Dowell did not file a post-sentence motion or a direct appeal. On

September 3, 2014, Dowell filed a timely pro se PCRA Petition. The PCRA

court appointed Dowell counsel, who filed a Motion to Withdraw as counsel,

along with a “no merit” letter pursuant to Commonwealth v. Turner, 544

A.2d 927 (Pa. 1988), and Commonwealth v. Finley, 550 A.2d 213 (Pa.

Super. 1988) (en banc). Thereafter, the PCRA court filed a Pa.R.Crim.P. 907

Notice of its intent to dismiss the Petition without a hearing. Dowell filed a

pro se Response to the Rule 907 Notice. On July 26, 2016, the PCRA court

entered an Order dismissing the Petition. Dowell filed a timely Notice of

Appeal.5

On appeal, Dowell raises the following issues for our review:

1. Whether the [PCRA c]ourt erred by [dismissing Dowell’s] PCRA [P]etition alleging [that plea] counsel [was] ineffective by not raising the claim that no pre-sentence investigation report [(“PSI”)] was conducted before [Dowell] was sentenced[?]

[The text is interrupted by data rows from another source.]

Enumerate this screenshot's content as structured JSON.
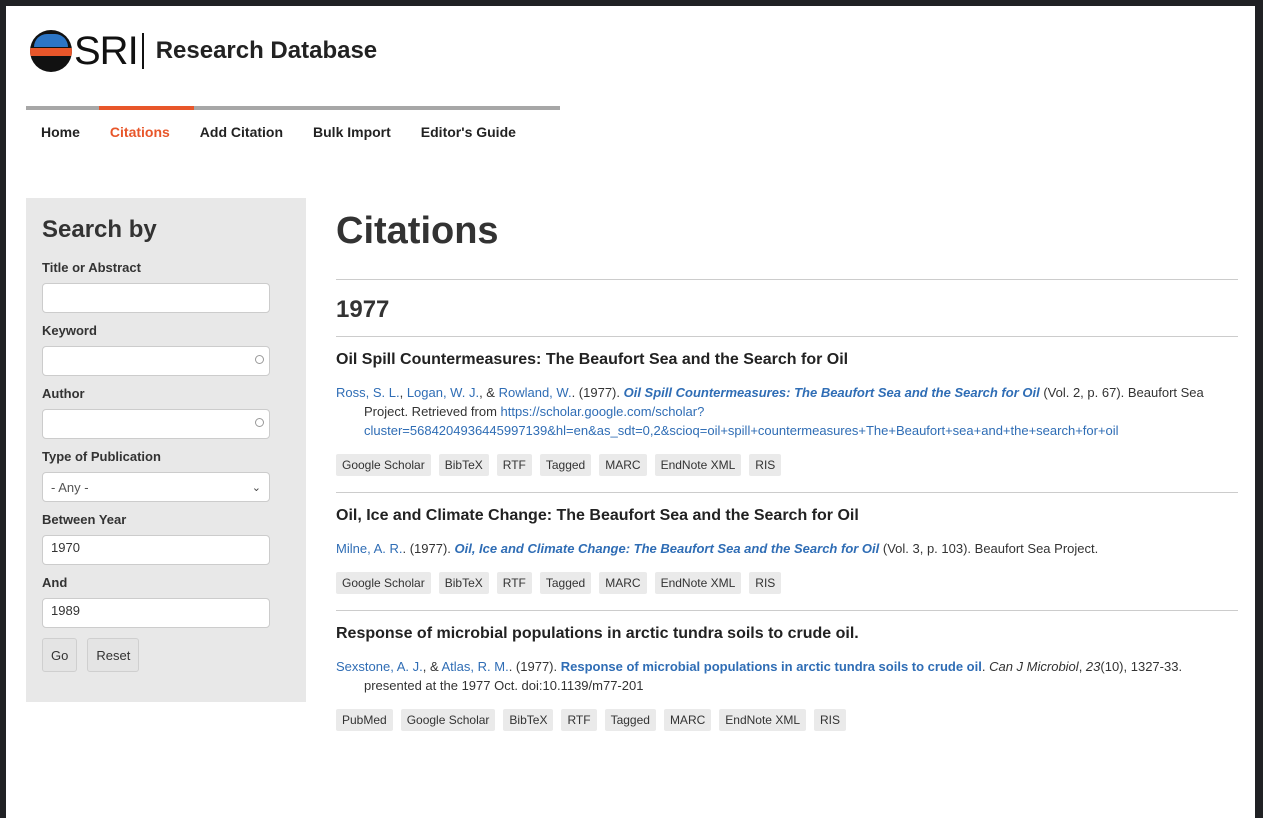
{
  "header": {
    "logo_text": "SRI",
    "site_name": "Research Database"
  },
  "nav": {
    "items": [
      "Home",
      "Citations",
      "Add Citation",
      "Bulk Import",
      "Editor's Guide"
    ],
    "active": "Citations"
  },
  "sidebar": {
    "title": "Search by",
    "title_abstract_label": "Title or Abstract",
    "title_abstract_value": "",
    "keyword_label": "Keyword",
    "keyword_value": "",
    "author_label": "Author",
    "author_value": "",
    "type_label": "Type of Publication",
    "type_value": "- Any -",
    "between_label": "Between Year",
    "between_value": "1970",
    "and_label": "And",
    "and_value": "1989",
    "go_label": "Go",
    "reset_label": "Reset"
  },
  "main": {
    "title": "Citations",
    "year": "1977",
    "citations": [
      {
        "title": "Oil Spill Countermeasures: The Beaufort Sea and the Search for Oil",
        "authors": [
          "Ross, S. L.",
          "Logan, W. J.",
          "Rowland, W."
        ],
        "sep1": ", ",
        "sep2": ", & ",
        "year_text": ". (1977). ",
        "work_title": "Oil Spill Countermeasures: The Beaufort Sea and the Search for Oil",
        "details": " (Vol. 2, p. 67). Beaufort Sea Project. Retrieved from ",
        "url": "https://scholar.google.com/scholar?cluster=5684204936445997139&hl=en&as_sdt=0,2&scioq=oil+spill+countermeasures+The+Beaufort+sea+and+the+search+for+oil",
        "tags": [
          "Google Scholar",
          "BibTeX",
          "RTF",
          "Tagged",
          "MARC",
          "EndNote XML",
          "RIS"
        ]
      },
      {
        "title": "Oil, Ice and Climate Change: The Beaufort Sea and the Search for Oil",
        "authors": [
          "Milne, A. R."
        ],
        "year_text": ". (1977). ",
        "work_title": "Oil, Ice and Climate Change: The Beaufort Sea and the Search for Oil",
        "details": " (Vol. 3, p. 103). Beaufort Sea Project.",
        "tags": [
          "Google Scholar",
          "BibTeX",
          "RTF",
          "Tagged",
          "MARC",
          "EndNote XML",
          "RIS"
        ]
      },
      {
        "title": "Response of microbial populations in arctic tundra soils to crude oil.",
        "authors": [
          "Sexstone, A. J.",
          "Atlas, R. M."
        ],
        "sep1": ", & ",
        "year_text": ". (1977). ",
        "work_title": "Response of microbial populations in arctic tundra soils to crude oil",
        "journal": "Can J Microbiol",
        "volume": "23",
        "details": "(10), 1327-33. presented at the 1977 Oct. doi:10.1139/m77-201",
        "tags": [
          "PubMed",
          "Google Scholar",
          "BibTeX",
          "RTF",
          "Tagged",
          "MARC",
          "EndNote XML",
          "RIS"
        ]
      }
    ]
  },
  "colors": {
    "accent": "#e8562a",
    "link": "#2f6db5"
  }
}
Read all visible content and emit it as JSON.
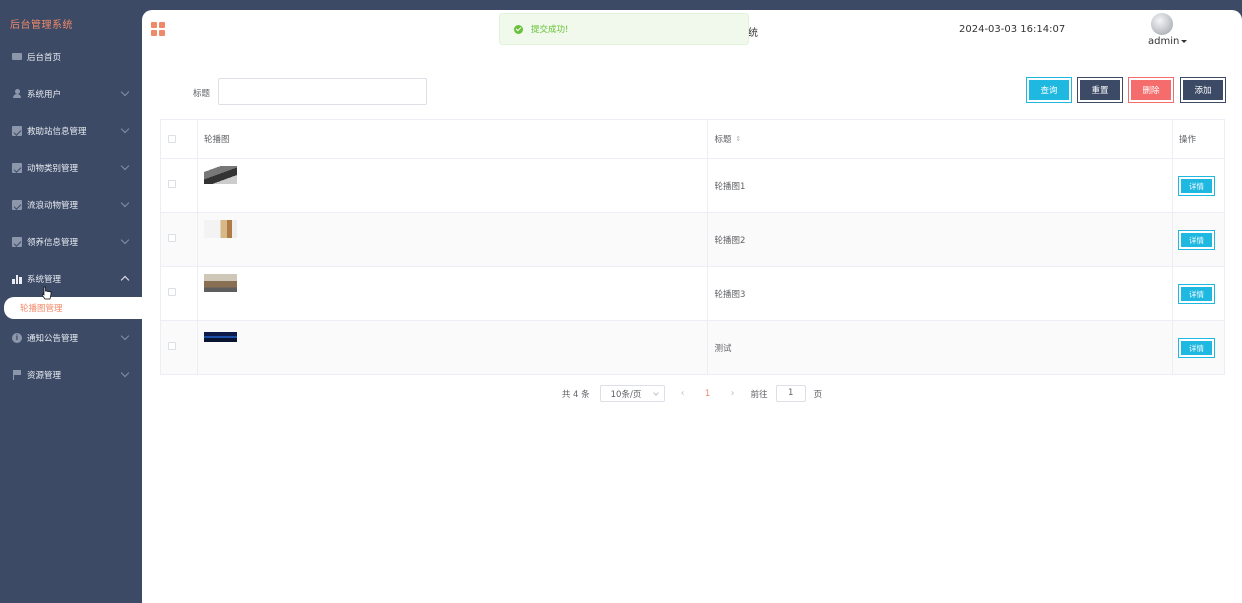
{
  "sidebar": {
    "brand": "后台管理系统",
    "items": [
      {
        "label": "后台首页",
        "icon": "monitor-icon"
      },
      {
        "label": "系统用户",
        "icon": "user-icon"
      },
      {
        "label": "救助站信息管理",
        "icon": "checkbox-icon"
      },
      {
        "label": "动物类别管理",
        "icon": "checkbox-icon"
      },
      {
        "label": "流浪动物管理",
        "icon": "checkbox-icon"
      },
      {
        "label": "领养信息管理",
        "icon": "checkbox-icon"
      },
      {
        "label": "系统管理",
        "icon": "bar-chart-icon",
        "expanded": true
      },
      {
        "label": "通知公告管理",
        "icon": "info-icon"
      },
      {
        "label": "资源管理",
        "icon": "flag-icon"
      }
    ],
    "active_sub": "轮播图管理"
  },
  "header": {
    "title_fragment": "统",
    "datetime": "2024-03-03 16:14:07",
    "user": "admin"
  },
  "toast": {
    "message": "提交成功!",
    "type": "success"
  },
  "search": {
    "label": "标题",
    "value": ""
  },
  "buttons": {
    "query": "查询",
    "reset": "重置",
    "delete": "删除",
    "add": "添加"
  },
  "table": {
    "headers": {
      "image": "轮播图",
      "title": "标题",
      "action": "操作"
    },
    "rows": [
      {
        "title": "轮播图1",
        "action": "详情"
      },
      {
        "title": "轮播图2",
        "action": "详情"
      },
      {
        "title": "轮播图3",
        "action": "详情"
      },
      {
        "title": "测试",
        "action": "详情"
      }
    ]
  },
  "pagination": {
    "total": "共 4 条",
    "page_size": "10条/页",
    "current_page": "1",
    "goto_label": "前往",
    "goto_value": "1",
    "page_suffix": "页"
  },
  "colors": {
    "sidebar_bg": "#3c4a66",
    "accent": "#f08969",
    "primary": "#1fb8e0",
    "danger": "#f56c6c",
    "success": "#67c23a"
  }
}
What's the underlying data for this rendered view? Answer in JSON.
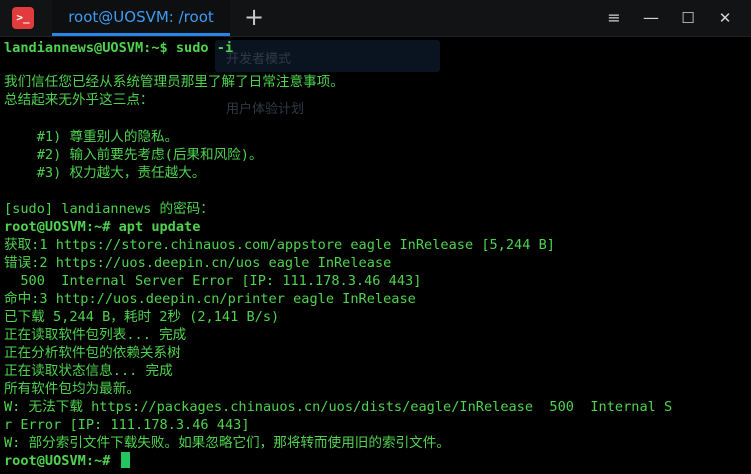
{
  "titlebar": {
    "app_icon": ">_",
    "tab_title": "root@UOSVM: /root",
    "new_tab_glyph": "+",
    "menu_glyph": "≡",
    "minimize_glyph": "—",
    "maximize_glyph": "☐",
    "close_glyph": "✕"
  },
  "background_ghost": {
    "item1": "开发者模式",
    "item2": "用户体验计划"
  },
  "terminal": {
    "lines": [
      "landiannews@UOSVM:~$ sudo -i",
      "",
      "我们信任您已经从系统管理员那里了解了日常注意事项。",
      "总结起来无外乎这三点：",
      "",
      "    #1) 尊重别人的隐私。",
      "    #2) 输入前要先考虑(后果和风险)。",
      "    #3) 权力越大，责任越大。",
      "",
      "[sudo] landiannews 的密码：",
      "root@UOSVM:~# apt update",
      "获取:1 https://store.chinauos.com/appstore eagle InRelease [5,244 B]",
      "错误:2 https://uos.deepin.cn/uos eagle InRelease",
      "  500  Internal Server Error [IP: 111.178.3.46 443]",
      "命中:3 http://uos.deepin.cn/printer eagle InRelease",
      "已下载 5,244 B，耗时 2秒 (2,141 B/s)",
      "正在读取软件包列表... 完成",
      "正在分析软件包的依赖关系树",
      "正在读取状态信息... 完成",
      "所有软件包均为最新。",
      "W: 无法下载 https://packages.chinauos.cn/uos/dists/eagle/InRelease  500  Internal S",
      "r Error [IP: 111.178.3.46 443]",
      "W: 部分索引文件下载失败。如果忽略它们，那将转而使用旧的索引文件。",
      "root@UOSVM:~# "
    ]
  },
  "colors": {
    "terminal_text": "#4fd34f",
    "background": "#000000",
    "tab_accent": "#2a85e8",
    "app_icon_bg": "#e23b3b",
    "cursor": "#22c55e"
  }
}
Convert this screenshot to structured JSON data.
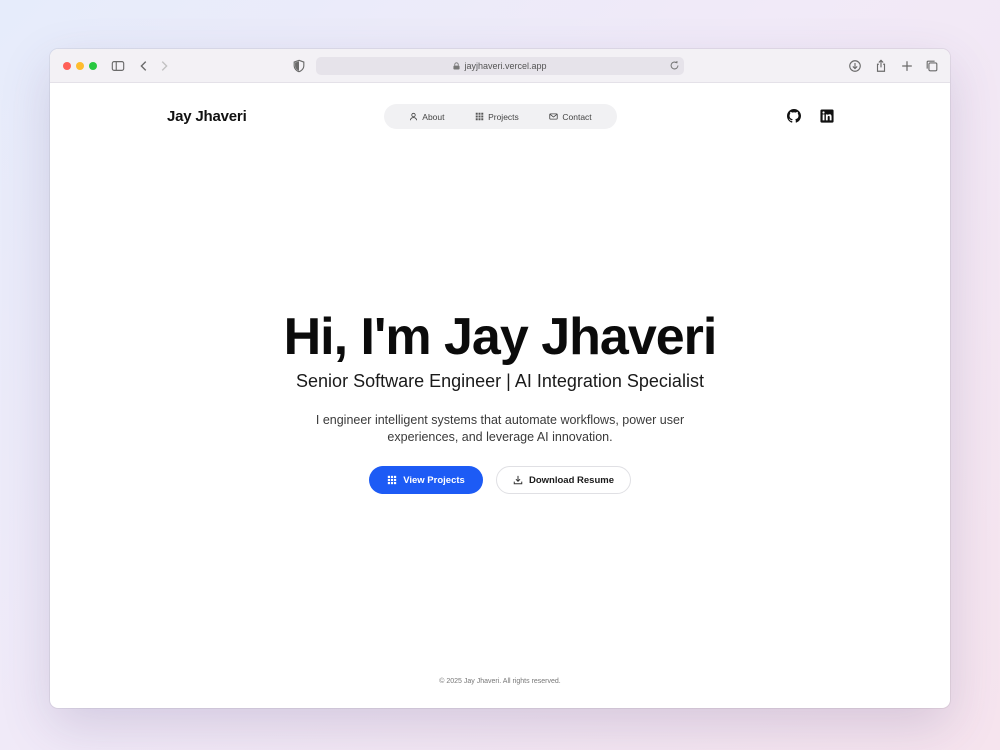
{
  "browser": {
    "url": "jayjhaveri.vercel.app",
    "traffic_lights": [
      "#ff5f57",
      "#febc2e",
      "#28c840"
    ]
  },
  "site": {
    "logo": "Jay Jhaveri",
    "nav": [
      {
        "label": "About",
        "icon": "user-icon"
      },
      {
        "label": "Projects",
        "icon": "grid-icon"
      },
      {
        "label": "Contact",
        "icon": "mail-icon"
      }
    ],
    "social": [
      "github-icon",
      "linkedin-icon"
    ]
  },
  "hero": {
    "title": "Hi, I'm Jay Jhaveri",
    "subtitle": "Senior Software Engineer | AI Integration Specialist",
    "description": "I engineer intelligent systems that automate workflows, power user experiences, and leverage AI innovation.",
    "primary_button": "View Projects",
    "secondary_button": "Download Resume"
  },
  "footer": {
    "text": "© 2025 Jay Jhaveri. All rights reserved."
  },
  "colors": {
    "accent": "#1d5bf5",
    "text": "#0b0b0b"
  }
}
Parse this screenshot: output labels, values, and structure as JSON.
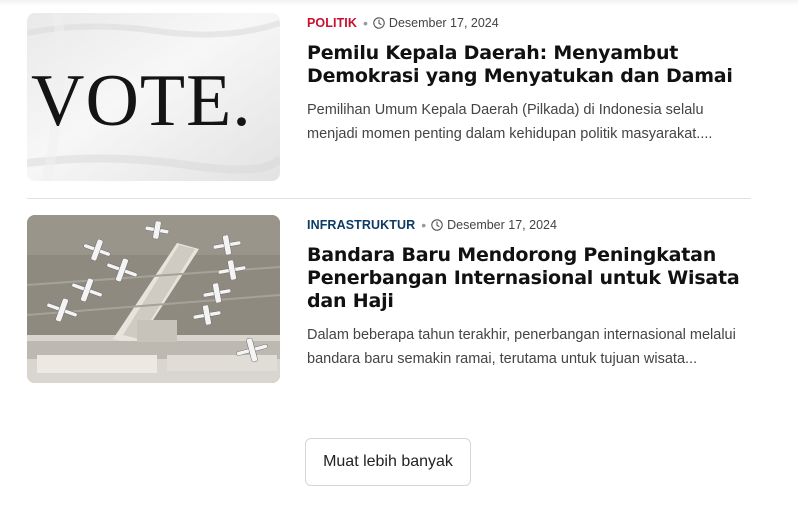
{
  "articles": [
    {
      "category": "POLITIK",
      "date": "Desember 17, 2024",
      "title": "Pemilu Kepala Daerah: Menyambut Demokrasi yang Menyatukan dan Damai",
      "excerpt": "Pemilihan Umum Kepala Daerah (Pilkada) di Indonesia selalu menjadi momen penting dalam kehidupan politik masyarakat....",
      "image_text": "VOTE."
    },
    {
      "category": "INFRASTRUKTUR",
      "date": "Desember 17, 2024",
      "title": "Bandara Baru Mendorong Peningkatan Penerbangan Internasional untuk Wisata dan Haji",
      "excerpt": "Dalam beberapa tahun terakhir, penerbangan internasional melalui bandara baru semakin ramai, terutama untuk tujuan wisata..."
    }
  ],
  "load_more_label": "Muat lebih banyak",
  "colors": {
    "politik": "#c8102e",
    "infrastruktur": "#0d3b66"
  },
  "icons": {
    "meta_time": "clock-icon"
  }
}
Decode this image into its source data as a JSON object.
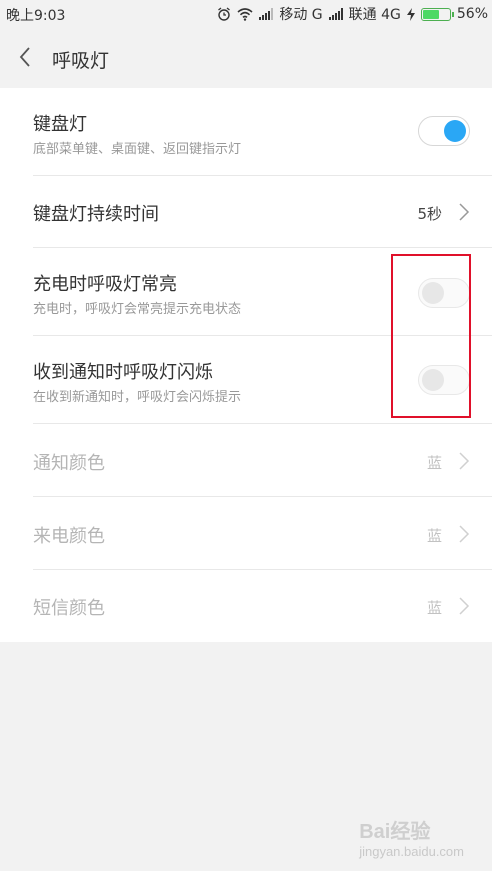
{
  "status_bar": {
    "time": "晚上9:03",
    "carrier1": "移动 G",
    "carrier2": "联通 4G",
    "battery": "56%",
    "battery_level": 0.56
  },
  "header": {
    "title": "呼吸灯"
  },
  "settings": [
    {
      "title": "键盘灯",
      "subtitle": "底部菜单键、桌面键、返回键指示灯",
      "toggle": true
    },
    {
      "title": "键盘灯持续时间",
      "value": "5秒"
    },
    {
      "title": "充电时呼吸灯常亮",
      "subtitle": "充电时，呼吸灯会常亮提示充电状态",
      "toggle": false
    },
    {
      "title": "收到通知时呼吸灯闪烁",
      "subtitle": "在收到新通知时，呼吸灯会闪烁提示",
      "toggle": false
    },
    {
      "title": "通知颜色",
      "value": "蓝",
      "disabled": true
    },
    {
      "title": "来电颜色",
      "value": "蓝",
      "disabled": true
    },
    {
      "title": "短信颜色",
      "value": "蓝",
      "disabled": true
    }
  ],
  "watermark": {
    "brand": "Bai",
    "brand2": "经验",
    "url": "jingyan.baidu.com"
  },
  "colors": {
    "accent": "#2aa7f5",
    "highlight": "#e0102a"
  }
}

2. [Dowell] advised his counselor that he would take this matter to trial, that way he could face his accuser (which is his right), and counselor informed him not to go to trial.

3. [Dowell’s] negotiated plea agreement is excessive (25[]to[]50 y[ears]), for 3rd degree murder in which [Dowell] was never convicted previously for a crime of such magnitude.

5 The PCRA court did not order Dowell to file a concise statement of matters complained of on appeal, pursuant to Pa.R.A.P. 1925(b).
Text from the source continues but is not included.